L’analyse de John Mearsheimer : le blocus du détroit d’Ormuz par Trump est non seulement inefficace, mais contre-productif
Le professeur John J. Mearsheimer, n’a pas mâché ses mots lors d’une récente intervention diffusée par Clash Report.
Face à la décision de l’administration Trump de mettre en place un blocus naval du détroit d’Ormuz, le spécialiste américain est catégorique : cette stratégie risque de se retourner contre les États-Unis et de déstabiliser l’économie mondiale bien plus que l’Iran elle-même.
Une idée irréaliste : l’Iran ne va pas « jeter l’éponge »Mearsheimer balaie d’un revers de main l’argument selon lequel Téhéran capitulerait simplement face à la pression américaine :
« L’idée que l’Iran va simplement jeter l’éponge et se rendre n’est pas un argument sérieux. »

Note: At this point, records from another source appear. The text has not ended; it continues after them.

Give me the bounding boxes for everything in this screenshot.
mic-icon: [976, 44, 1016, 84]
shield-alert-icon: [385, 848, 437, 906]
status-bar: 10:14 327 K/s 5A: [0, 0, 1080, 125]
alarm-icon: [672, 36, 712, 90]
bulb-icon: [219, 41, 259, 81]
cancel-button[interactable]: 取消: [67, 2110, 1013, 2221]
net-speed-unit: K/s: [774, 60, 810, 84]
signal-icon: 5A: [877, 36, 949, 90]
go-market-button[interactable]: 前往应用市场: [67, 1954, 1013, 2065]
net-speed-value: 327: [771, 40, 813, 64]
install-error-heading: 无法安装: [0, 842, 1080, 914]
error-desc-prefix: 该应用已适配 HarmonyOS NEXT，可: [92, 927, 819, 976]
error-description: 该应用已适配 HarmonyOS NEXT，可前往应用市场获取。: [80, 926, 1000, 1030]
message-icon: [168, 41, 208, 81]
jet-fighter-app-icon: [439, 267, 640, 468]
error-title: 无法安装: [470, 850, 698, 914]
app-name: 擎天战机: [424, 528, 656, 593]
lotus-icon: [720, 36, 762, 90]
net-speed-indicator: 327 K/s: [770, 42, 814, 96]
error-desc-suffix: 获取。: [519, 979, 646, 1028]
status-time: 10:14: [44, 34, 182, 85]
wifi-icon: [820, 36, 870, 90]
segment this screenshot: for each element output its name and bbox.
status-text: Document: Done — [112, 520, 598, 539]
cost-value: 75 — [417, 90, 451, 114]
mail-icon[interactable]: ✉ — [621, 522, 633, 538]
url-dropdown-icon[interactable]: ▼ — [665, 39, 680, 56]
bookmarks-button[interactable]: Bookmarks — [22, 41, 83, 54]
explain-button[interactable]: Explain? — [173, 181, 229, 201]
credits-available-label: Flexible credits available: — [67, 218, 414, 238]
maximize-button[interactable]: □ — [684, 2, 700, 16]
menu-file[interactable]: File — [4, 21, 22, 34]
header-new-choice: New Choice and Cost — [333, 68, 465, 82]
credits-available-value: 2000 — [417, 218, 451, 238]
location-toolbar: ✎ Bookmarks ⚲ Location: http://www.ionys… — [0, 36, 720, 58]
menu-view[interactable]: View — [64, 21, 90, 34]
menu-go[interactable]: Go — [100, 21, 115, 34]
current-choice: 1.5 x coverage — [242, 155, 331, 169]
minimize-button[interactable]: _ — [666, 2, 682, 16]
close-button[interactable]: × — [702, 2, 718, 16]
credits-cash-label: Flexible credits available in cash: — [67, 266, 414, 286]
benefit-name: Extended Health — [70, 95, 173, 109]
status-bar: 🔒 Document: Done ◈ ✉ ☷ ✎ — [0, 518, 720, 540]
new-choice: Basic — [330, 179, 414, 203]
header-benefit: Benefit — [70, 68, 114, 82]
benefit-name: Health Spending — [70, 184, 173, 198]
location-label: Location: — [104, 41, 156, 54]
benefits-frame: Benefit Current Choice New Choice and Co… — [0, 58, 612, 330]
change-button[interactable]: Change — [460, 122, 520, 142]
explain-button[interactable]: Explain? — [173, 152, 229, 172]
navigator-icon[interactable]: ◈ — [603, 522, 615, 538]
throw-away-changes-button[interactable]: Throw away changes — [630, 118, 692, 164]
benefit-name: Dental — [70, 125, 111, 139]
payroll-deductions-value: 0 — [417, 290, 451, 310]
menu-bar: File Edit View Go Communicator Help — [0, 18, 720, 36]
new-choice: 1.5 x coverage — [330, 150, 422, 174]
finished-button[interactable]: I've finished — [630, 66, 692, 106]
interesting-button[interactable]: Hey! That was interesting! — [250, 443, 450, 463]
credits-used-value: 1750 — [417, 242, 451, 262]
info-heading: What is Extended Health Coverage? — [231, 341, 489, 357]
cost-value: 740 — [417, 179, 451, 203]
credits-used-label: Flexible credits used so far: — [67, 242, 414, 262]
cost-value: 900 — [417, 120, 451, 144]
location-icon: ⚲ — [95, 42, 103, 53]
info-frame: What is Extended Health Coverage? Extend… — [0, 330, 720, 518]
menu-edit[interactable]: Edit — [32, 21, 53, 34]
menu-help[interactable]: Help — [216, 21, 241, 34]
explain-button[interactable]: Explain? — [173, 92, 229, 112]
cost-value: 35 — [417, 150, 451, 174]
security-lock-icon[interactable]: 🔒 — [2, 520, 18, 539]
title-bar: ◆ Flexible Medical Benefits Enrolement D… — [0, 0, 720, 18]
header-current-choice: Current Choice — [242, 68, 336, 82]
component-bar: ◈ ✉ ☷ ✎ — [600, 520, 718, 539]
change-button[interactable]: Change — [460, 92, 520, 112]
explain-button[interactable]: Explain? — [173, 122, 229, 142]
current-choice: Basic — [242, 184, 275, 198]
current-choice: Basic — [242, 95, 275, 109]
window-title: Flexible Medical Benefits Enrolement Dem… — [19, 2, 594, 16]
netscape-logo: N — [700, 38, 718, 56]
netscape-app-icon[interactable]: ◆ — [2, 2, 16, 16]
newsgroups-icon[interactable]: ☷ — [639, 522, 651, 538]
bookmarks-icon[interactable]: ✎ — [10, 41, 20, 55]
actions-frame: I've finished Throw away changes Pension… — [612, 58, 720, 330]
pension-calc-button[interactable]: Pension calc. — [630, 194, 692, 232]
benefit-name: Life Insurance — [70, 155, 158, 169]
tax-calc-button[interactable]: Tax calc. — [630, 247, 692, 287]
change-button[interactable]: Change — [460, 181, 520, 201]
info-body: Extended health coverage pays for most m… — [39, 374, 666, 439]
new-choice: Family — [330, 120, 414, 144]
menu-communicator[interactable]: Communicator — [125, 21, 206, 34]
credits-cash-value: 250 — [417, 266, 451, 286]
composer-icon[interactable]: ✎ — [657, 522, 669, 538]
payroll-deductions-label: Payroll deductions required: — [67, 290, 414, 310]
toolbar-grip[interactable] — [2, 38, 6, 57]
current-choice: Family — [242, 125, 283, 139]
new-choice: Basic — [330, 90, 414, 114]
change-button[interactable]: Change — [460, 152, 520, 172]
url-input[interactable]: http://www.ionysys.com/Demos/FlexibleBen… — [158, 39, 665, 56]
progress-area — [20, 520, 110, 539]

Pour le professeur, l’Iran n’est pas un acteur passif.
L’Iran dispose de moyens de riposte asymétrique, notamment via ses alliés houthis au Yémen, capables de perturber le trafic maritime dans la mer Rouge. Une telle escalade ne se limiterait pas au golfe Persique : elle toucherait également les routes commerciales vitales de la mer Rouge.
Pourquoi les sanctions sur le pétrole iranien avaient-elles été levées ?Mearsheimer rappelle un fait souvent oublié : les États-Unis eux-mêmes ont assoupli les sanctions sur le pétrole iranien il y a quelques années. Pourquoi ? Parce que l’économie mondiale en avait besoin.
« Nous avons levé les sanctions parce que, sans le pétrole iranien, l’économie mondiale pouvait s’effondrer. »Empêcher aujourd’hui ce pétrole d’atteindre les marchés mondiaux ne ferait pas seulement baisser les revenus de l’Iran : cela menacerait directement l’approvisionnement énergétique planétaire et ferait grimper les prix du brut de manière incontrôlable.Un risque d’asphyxie de l’économie mondiale
Le professeur va plus loin en évoquant un scénario catastrophe probable :
« Si les Houthis et les Iraniens ferment la mer Rouge, vous ne perdrez pas seulement le pétrole du golfe Persique — vous perdrez aussi tout le commerce de la mer Rouge. Cela étoufferait littéralement l’économie mondiale. »Et il conclut sans ambiguïté :
« C’est ce qui pourrait finalement forcer l’administration Trump à capituler. »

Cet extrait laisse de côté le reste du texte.